The flight data recorder of the Egyptair passenger jet that crashed last month has been found and recovered from the Mediterranean Sea, a day after the cockpit voice recorder had been retrieved, investigators said Friday.
The black box was retrieved at dawn by a specialized undersea search vessel operated by the Mauritius-based company Deep Sea Search, the Egyptian-led investigative committee said in a statement.
Parts of the black box were gathered in several stages. Most importantly, the ship managed to retrieve the fragment containing the memory unit, the most vital part in the device, the statement added.
The general prosecution was notified of the black box's discovery, ordering it to be delivered to the investigative committee to unload and analyze its data.
Meanwhile, the Egyptian Civil Aviation Ministry has started unloading the memory unit of the cockpit voice recorder, the first black box retrieved on Thursday, sources on the investigative committee said.
The memory unit, which contains the conversations between the pilot and co-pilot during the last 30 minutes before the plane crashed, will be analyzed by a special unit at the ministry, the sources said.
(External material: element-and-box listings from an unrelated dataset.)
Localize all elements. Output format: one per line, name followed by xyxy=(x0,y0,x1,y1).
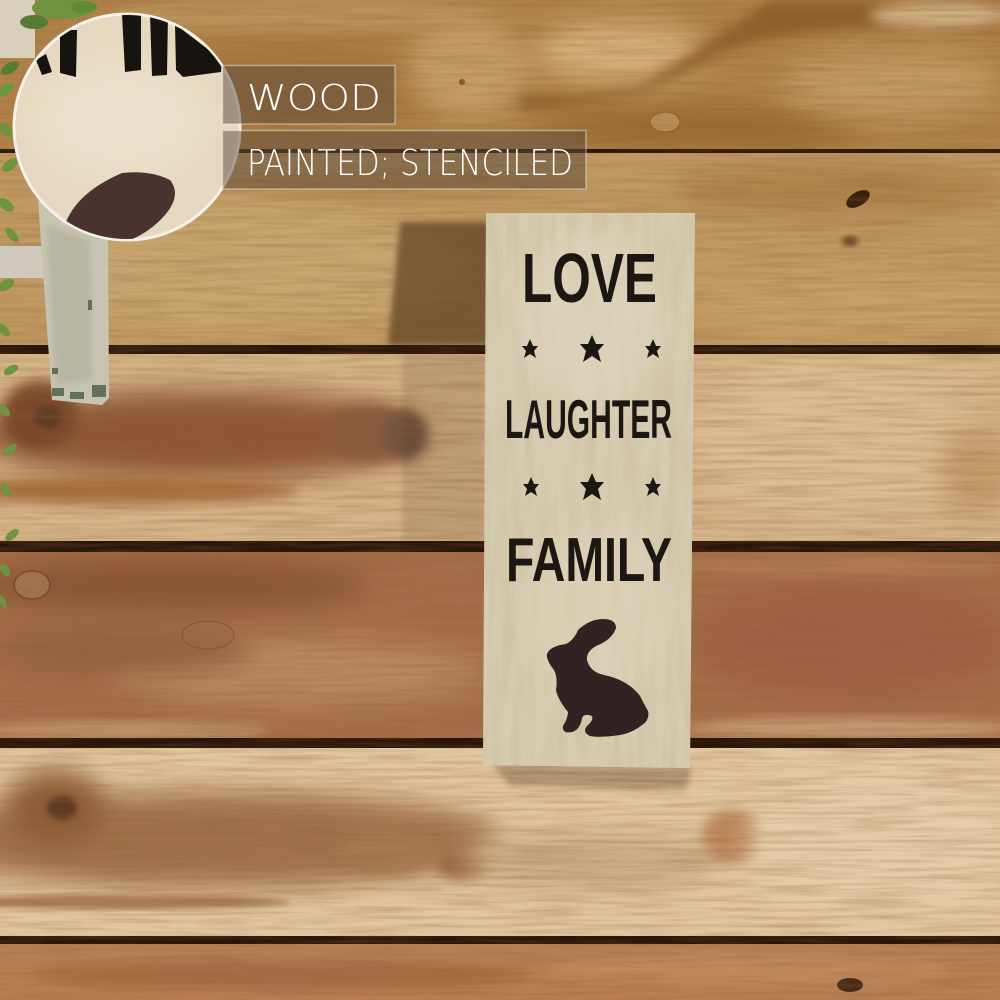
plank 3 xyxy=(0,354,1000,541)
white bracket left xyxy=(0,246,44,278)
wall shadow lower xyxy=(402,354,486,541)
label: painted; stenciled xyxy=(222,130,586,189)
label: painted; stenciled: PAINTED; STENCILED xyxy=(247,143,573,184)
rabbit silhouette xyxy=(547,619,648,737)
knots xyxy=(846,190,870,208)
sign word: laughter: LAUGHTER xyxy=(505,388,672,450)
label: wood xyxy=(222,66,395,124)
wooden sign board xyxy=(480,210,700,770)
stencil rabbit ear fragment xyxy=(66,172,175,240)
plank 5 xyxy=(0,748,1000,936)
sign shadow xyxy=(492,764,692,790)
stencil letter fragments xyxy=(36,14,222,77)
plank 6 xyxy=(0,944,1000,1000)
row of stars xyxy=(522,335,661,362)
label: wood: WOOD xyxy=(247,78,381,119)
sign word: love: LOVE xyxy=(522,239,657,317)
hanging plant xyxy=(0,0,97,610)
wall shadow beside sign xyxy=(388,222,490,345)
plank 2 xyxy=(0,153,1000,345)
plank 4 xyxy=(0,552,1000,738)
zoom detail circle xyxy=(14,14,240,240)
distressed white post xyxy=(38,200,109,405)
plank 1 xyxy=(0,0,1000,149)
white wood scrap top left xyxy=(0,0,35,58)
second row of stars xyxy=(523,473,661,500)
sign word: family: FAMILY xyxy=(506,526,672,595)
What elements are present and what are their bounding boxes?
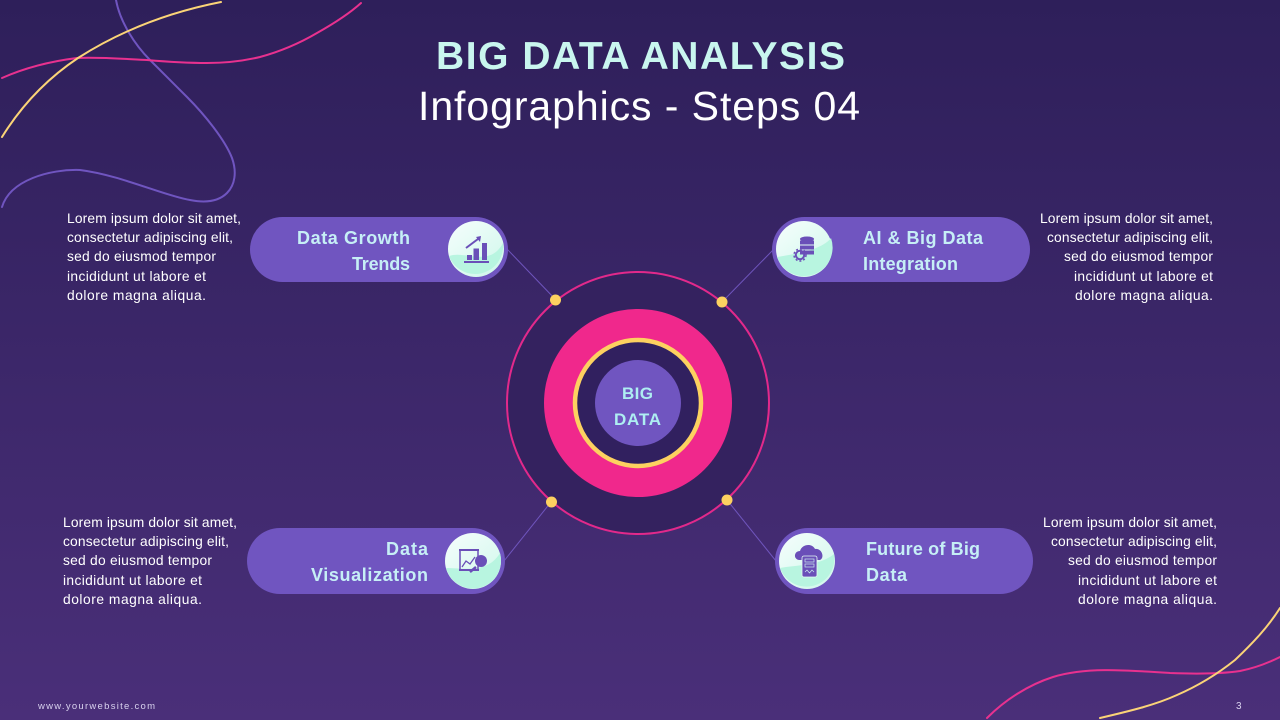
label: Data Growth	[297, 228, 410, 248]
text block: top right: sed do eiusmod tempor	[1064, 249, 1213, 264]
text block: top right: Lorem ipsum dolor sit amet,	[1040, 211, 1213, 226]
icon: cloud server	[795, 545, 822, 577]
icon: bar chart growth	[464, 236, 489, 263]
text block: top left: sed do eiusmod tempor	[67, 249, 216, 264]
panel: future of big data	[775, 528, 1033, 594]
text block: top right: consectetur adipiscing elit,	[1047, 230, 1213, 245]
title line 2: Infographics - Steps 04	[418, 83, 860, 129]
decorative curves: bottom right	[987, 608, 1280, 718]
text block: bottom right: Lorem ipsum dolor sit amet,	[1043, 515, 1217, 530]
label: Integration	[863, 254, 958, 274]
text block: bottom right: sed do eiusmod tempor	[1068, 553, 1217, 568]
label: Future of Big	[866, 539, 980, 559]
centre label: DATA	[614, 410, 661, 429]
icon disc	[445, 533, 501, 589]
panel: ai and big data integration	[772, 217, 1030, 282]
text block: bottom left: Lorem ipsum dolor sit amet,	[63, 515, 237, 530]
centre label	[614, 384, 661, 429]
label: Visualization	[311, 565, 428, 585]
text block: bottom left: dolore magna aliqua.	[63, 592, 202, 607]
text block: bottom left	[63, 515, 237, 607]
label: Data	[866, 565, 908, 585]
pill	[250, 217, 508, 282]
label: AI & Big Data	[863, 228, 984, 248]
centre label: BIG	[622, 384, 653, 403]
text block: bottom right: incididunt ut labore et	[1078, 573, 1217, 588]
text block: top right: dolore magna aliqua.	[1075, 288, 1213, 303]
text block: bottom right: dolore magna aliqua.	[1078, 592, 1217, 607]
text block: top right: incididunt ut labore et	[1074, 269, 1213, 284]
text block: bottom right	[1043, 515, 1217, 607]
yellow ring	[575, 340, 701, 466]
text block: top left: Lorem ipsum dolor sit amet,	[67, 211, 241, 226]
text block: top left	[67, 211, 241, 303]
pill	[247, 528, 505, 594]
text block: top left: dolore magna aliqua.	[67, 288, 206, 303]
text block: bottom left: sed do eiusmod tempor	[63, 553, 212, 568]
label	[297, 228, 410, 274]
connector lines	[504, 249, 776, 561]
title line 1: BIG DATA ANALYSIS	[436, 35, 845, 78]
panel: data visualization	[247, 528, 505, 594]
label	[866, 539, 980, 585]
pill	[772, 217, 1030, 282]
icon disc	[779, 533, 835, 589]
label: Data	[386, 539, 429, 559]
text block: top left: consectetur adipiscing elit,	[67, 230, 233, 245]
icon: chart with magnifier	[459, 549, 487, 572]
icon: database and gear	[794, 236, 814, 261]
icon disc	[776, 221, 833, 277]
footer website: www.yourwebsite.com	[37, 701, 155, 712]
icon disc	[448, 221, 504, 277]
text block: top right	[1040, 211, 1213, 303]
pink ring	[544, 309, 732, 497]
pill	[775, 528, 1033, 594]
text block: bottom right: consectetur adipiscing elit,	[1051, 534, 1217, 549]
title	[418, 35, 860, 129]
text block: top left: incididunt ut labore et	[67, 269, 206, 284]
centre circle	[595, 360, 681, 446]
page number: 3	[1236, 701, 1242, 712]
label	[311, 539, 429, 585]
panel: data growth trends	[250, 217, 508, 282]
label	[863, 228, 984, 274]
decorative curves: top left	[2, 0, 361, 207]
outer ring	[507, 272, 769, 534]
text block: bottom left: consectetur adipiscing elit,	[63, 534, 229, 549]
central diagram	[507, 272, 769, 534]
ring dots	[546, 294, 732, 508]
label: Trends	[352, 254, 410, 274]
text block: bottom left: incididunt ut labore et	[63, 573, 202, 588]
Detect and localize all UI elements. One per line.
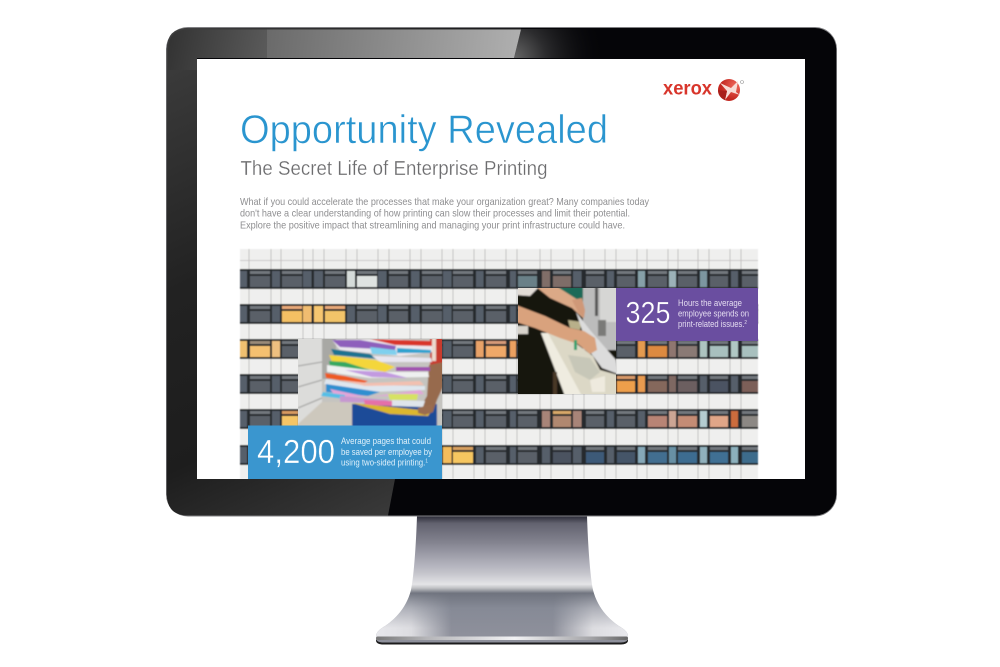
intro paragraph: Explore the positive impact that streamlining and managing your print infrastructure could have. <box>240 220 625 232</box>
stat card: 4,200 pages <box>248 426 442 479</box>
stat card: 325 hours: employee spends on <box>678 308 749 318</box>
stat card: 4,200 pages: be saved per employee by <box>341 447 432 457</box>
stat card: 325 hours: Hours the average <box>678 298 742 308</box>
stat card: 325 hours: print-related issues. <box>678 319 757 329</box>
photo: hands loading paper into copier <box>516 286 618 396</box>
intro paragraph: don't have a clear understanding of how printing can slow their processes and limit their potential. <box>240 208 630 220</box>
stat card: 325 hours: 325 <box>626 296 670 330</box>
xerox logo: xerox <box>663 78 712 100</box>
monitor screen <box>197 59 805 479</box>
xerox logo <box>663 78 744 101</box>
monitor bezel <box>166 27 837 516</box>
stat card: 4,200 pages: using two-sided printing. <box>341 458 438 468</box>
subtitle: The Secret Life of Enterprise Printing <box>240 158 548 180</box>
stat card: 325 hours <box>616 288 758 341</box>
title: Opportunity Revealed <box>240 108 608 152</box>
intro paragraph: What if you could accelerate the processes that make your organization great? Many companies today <box>240 197 650 208</box>
monitor stand <box>376 516 628 644</box>
intro paragraph <box>240 197 650 232</box>
stat card: 4,200 pages: 1 <box>425 458 428 464</box>
stat card: 4,200 pages: 4,200 <box>257 433 335 470</box>
stat card: 4,200 pages: Average pages that could <box>341 436 431 446</box>
photo: stack of colourful folders <box>296 337 444 428</box>
building photo <box>240 249 758 479</box>
lit windows <box>240 271 758 463</box>
stat card: 325 hours: 2 <box>744 320 747 326</box>
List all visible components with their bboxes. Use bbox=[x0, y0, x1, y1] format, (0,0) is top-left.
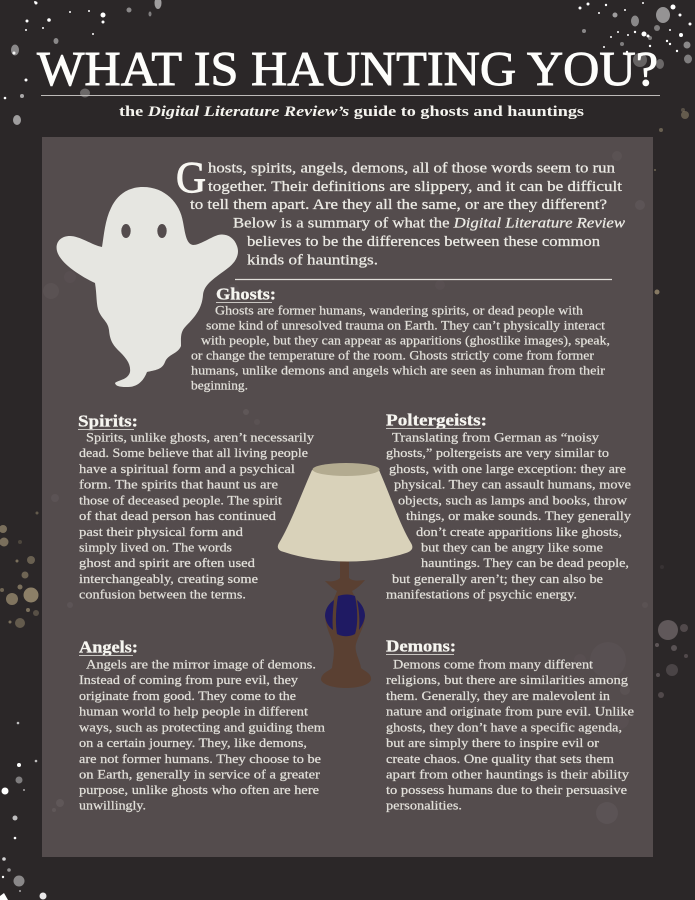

They added that results will not be announced to the media before the investigative authorities, including the prosecution, are informed.
Egyptair flight MS804 was en route from Paris to Cairo on May 19 when it crashed into the Mediterranean with 66 people on board.
Last month, Egyptian Civil Aviation Minister Sherif Fathy said that a terrorist act appeared a more likely cause than mechanical failure.
The crash came almost six months after a Russian passenger jet broke up midair shortly after take-off from the resort of Sharm el-Sheikh in Egypt's Sinai peninsula, killing all 224 people on board.
Russian authorities said that the incident was caused by a bomb. The Islamic State extremist group, which operates in Sinai, claimed responsibility and published a photograph of a soft drink can that it said had been filled with explosives and smuggled onto the flight.